School LawPrivate school advocates are quick to tout the schools as a more effective alternative to public schools.

Those individuals probably aren’t referring to schools such as Mount Bachelor Academy, formerly located in the Ochoco National Forest near Prineville, Oregon.

The private, for-profit school billed itself as a “therapeutic boarding school” from when it opened in 1987 until it closed in November 2009 after an investigation by the Oregon Department of Human Services.

The investigation revealed several instances of physical and sexual abuse by school staff, along with several license violations.

Now, nine former students are suing over the abuse they suffered while attending the institution.

The suit, filed in July, is against Mount Bachelor Educational Center, Inc. (MBEC), an Oregon corporation that owned and operated the Academy.

The suit also targets MBEC’s parent company Aspen Education Group, a California corporation, and Aspen parent company CRC Health Group.

The complaint details some especially atrocious abuse that the students suffered at the hands of school staff.

For example, without getting into the gruesome details, one female student was forced to disclose that she had suffered sexual abuse by her father to her entire class.

Staff then proceeded to require the student’s counselors and peers to call her names such as “whore” and “slut,” and told her that her rape by her father was her own fault.
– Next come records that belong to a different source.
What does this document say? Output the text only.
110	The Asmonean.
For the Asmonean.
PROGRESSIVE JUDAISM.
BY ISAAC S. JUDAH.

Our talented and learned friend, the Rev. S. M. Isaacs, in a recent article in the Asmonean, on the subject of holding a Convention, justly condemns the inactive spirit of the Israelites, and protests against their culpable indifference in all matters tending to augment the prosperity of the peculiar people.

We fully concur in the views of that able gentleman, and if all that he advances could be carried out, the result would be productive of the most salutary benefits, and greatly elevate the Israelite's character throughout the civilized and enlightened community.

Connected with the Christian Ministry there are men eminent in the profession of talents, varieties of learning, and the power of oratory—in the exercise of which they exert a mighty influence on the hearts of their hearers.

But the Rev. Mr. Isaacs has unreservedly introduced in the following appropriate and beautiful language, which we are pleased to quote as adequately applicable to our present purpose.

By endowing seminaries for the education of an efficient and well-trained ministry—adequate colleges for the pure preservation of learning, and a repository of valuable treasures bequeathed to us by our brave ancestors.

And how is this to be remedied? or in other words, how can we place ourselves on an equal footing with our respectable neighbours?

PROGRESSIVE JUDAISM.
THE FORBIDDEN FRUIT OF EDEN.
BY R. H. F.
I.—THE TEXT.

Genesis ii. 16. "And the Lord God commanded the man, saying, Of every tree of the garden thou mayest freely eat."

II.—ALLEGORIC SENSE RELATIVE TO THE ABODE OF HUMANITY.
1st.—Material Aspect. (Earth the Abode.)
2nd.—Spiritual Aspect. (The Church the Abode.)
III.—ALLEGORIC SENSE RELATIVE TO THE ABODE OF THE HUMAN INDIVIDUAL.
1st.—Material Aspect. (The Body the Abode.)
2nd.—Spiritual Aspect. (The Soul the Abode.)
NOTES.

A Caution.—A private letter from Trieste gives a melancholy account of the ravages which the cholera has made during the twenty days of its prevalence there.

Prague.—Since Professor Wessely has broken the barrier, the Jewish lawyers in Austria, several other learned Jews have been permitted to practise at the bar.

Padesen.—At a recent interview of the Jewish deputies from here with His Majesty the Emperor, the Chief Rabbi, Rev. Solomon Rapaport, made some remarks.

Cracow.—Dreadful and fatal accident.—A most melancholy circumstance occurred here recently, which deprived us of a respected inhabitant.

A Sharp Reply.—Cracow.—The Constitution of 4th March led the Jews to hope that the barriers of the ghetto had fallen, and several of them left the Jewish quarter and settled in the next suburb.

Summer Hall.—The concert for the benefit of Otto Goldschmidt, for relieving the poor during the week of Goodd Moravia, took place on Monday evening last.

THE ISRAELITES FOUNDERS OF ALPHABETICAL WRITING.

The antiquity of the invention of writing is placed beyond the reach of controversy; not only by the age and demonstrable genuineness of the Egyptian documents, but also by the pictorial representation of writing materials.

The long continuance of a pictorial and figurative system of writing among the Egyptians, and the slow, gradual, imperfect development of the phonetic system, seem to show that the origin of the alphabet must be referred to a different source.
Finally, she was required to act out sexual propositioning and other sexual activities on or with other students and staff.

According to the complaint, this was not isolated behavior by a rogue group of faculty, but instead was a part of a systematic program intended to “straighten out” “troubled teens.”

From reading the complaint, the methods employed by the program greatly resemble (or outright mirror) torture and brainwashing techniques – i.e. sleep and meal deprivation, exposure to extreme temperatures, denial of restroom use, and psychologically-abusive shouting.

Regardless of the effectiveness (or lack thereof) of such techniques, they are still illegal, and additionally give rise to a civil cause of action.

The real challenge to this lawsuit will be trying to come up with proof enough to demonstrate that the abuse alleged actually occurred.

The defendant corporations are denying, of course, “the charges of mistreatment,” and will no doubt continue to do so in court.

Unfortunately for the defendants, several of the plaintiffs are claiming medical injuries due to some of the more physically-demanding “educational techniques” employed by the school.

If these former students can substantiate these claims with evidence – which is an absolute necessity for these claims to survive in court – the defendants’ denial will be that much weaker.

Also weakening the defendants’ denial is the Oregon DHS report on the abuse which ultimately led to the school’s closure.

While the report doesn’t specifically substantiate any of the plaintiffs’ individual claims, it does serve to validate the claim that abuse was common at the school.

Ultimately, though, what will strengthen the plaintiffs’ case the most are other students’ coming forward to back their claims.

And luckily for the plaintiffs, that already seems to be happening: eight more students have just joined the suit.

While the defendants may still defend their methods as valid, the laws are there for a reason.

Namely, because public policy has recognized that the social costs of psychologically destroying “troubled teens” greatly outweigh any benefits that the practice might yield.